Curb Your Enthusiam season 12
I get it. This series has had some truly great episodes over its 25 year arc. This season didn’t feel as if it could stand up with the best. The situations seemed forced rather than natural. It wasn’t all bad. We got Bruce Springsteen, actually acting and being very fucking funny. And we got a series ending that finally fixed the way Seinfeld ended all those years ago. But season 12 was weak.
Tokyo Vice season 2
This series, based on the autobiography of an American who became a crime reporter for a Japanese newspaper in the 90s, has consistently been better than I was expecting. At first I didn’t like the fictionalized plot lines, but I put that behind me and enjoyed this. I’m sorry it was canceled. It deserved another season.
The Gentlemen
When I first heard that Guy Ritchie was doing an entire series based on his film of the same name (which I enjoyed), my first thought was, “what the actual fuck?” It turned out relatively okay. Nothing great here, but it passed the time and wasn’t annoying.
A few other things I watched
True Detective Night County - A return to form with a different showrunner? No.
A Murder at the End of the World - I liked it less and less with each episode. I made it to the end hoping it would get better. No.
Criminal Record - Peter Capaldi and Cush Jumbo, how could it be bad? They found a way.
Fallout - Completely enjoyable but coming in the wake of The Last of Us, perhaps my expectations were too high.
Sugar - Yeah, Colin Farrell obsessed with old films in what seemed like it was going to be a great film noir series. And then, a little more than halfway through, it made a left turn that might have been interesting but they should have taken it further.
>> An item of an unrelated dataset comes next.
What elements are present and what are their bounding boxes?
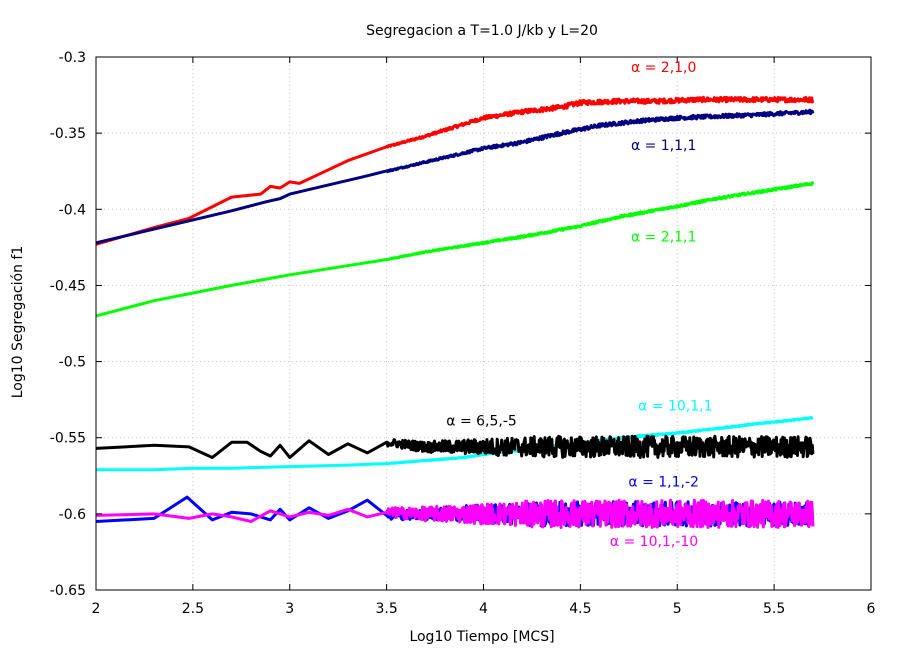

Elsbeth - Carrie Preston was great as the ditsy lawyer in 14 episodes of The Good Wife and 5 episodes of The Good Fight, but giving her her own series, and turning her into an accidental detective solving a murder each week, simply proved that in some cases, a little is enough.
The Sympathizer - Yes, Robert Downey Jr exec produced with his wife and played four parts, which I suspect is the only reason why most people watched it.
And My 17 Favorite Movies So Far
I’m gonna just blast this out here, in no small part because I’m about to head back to China for most of July. These are listed in the order in which I watched them, maybe one or two surprises on the list? Most of these you’ll know, I’ll toss in trailers for the slightly more obscure choices.
Fast Charlie - underrated underseen Pierce Brosnan crime thing, can he please have the same kind of comeback that Hugh Grant’s been having these past few years?
American Fiction
The Iron Claw
The Zone of Interest
Poor Things
Dune Part 2
Drive Away Dolls
Thanksgiving
Snack Shack
The Origin of Evil
Civil War
Love Lies Bleeding
Ministry of Ungentlemanly Warfare
Godzilla Minus One
Furiosa
Immaculate - Sydney Sweeney is so much better than the film deserves
Hit Man
And some others:
The Fall Guy - I don’t understand why this failed at the box office.
Challengers - I didn’t get it.
Monkey Man - expected to like it a hell of a lot more than I did.
Wicked Little Letters - fun but very trivial
Knox Goes Away - can’t quite put my finger on why I didn’t like it, but I didn’t
The End We Start From - Jodie Comer is great but so what?
Ricky Stanicky - 90% garbage, 10% fabulous John Cena
Anatomy of a Fall - what did I miss?
May December - intriguing
The Beekeeper - what you expect from a Jason Statham film
How to Have Sex - not so much
American Star - Ian McShane but little else of note
In the Land of Saints and Sinners - unlike most recent Liam Neeson films, at least this one didn’t suck
Ghostbusters Frozen Empire - bad beyond belief
Last, with Ayo Edebiri back in The Bear, and thinking of Drive Away Dolls and Love Lies Bleeding, did you catch last year’s Bottoms yet?
Thanks for the Ripley mention - it's expertly done and probably wouldn't have run across it if I didn't see this post. Grazie!
Ha…we disagree on challengers…will you be visiting Hong Kong this trip?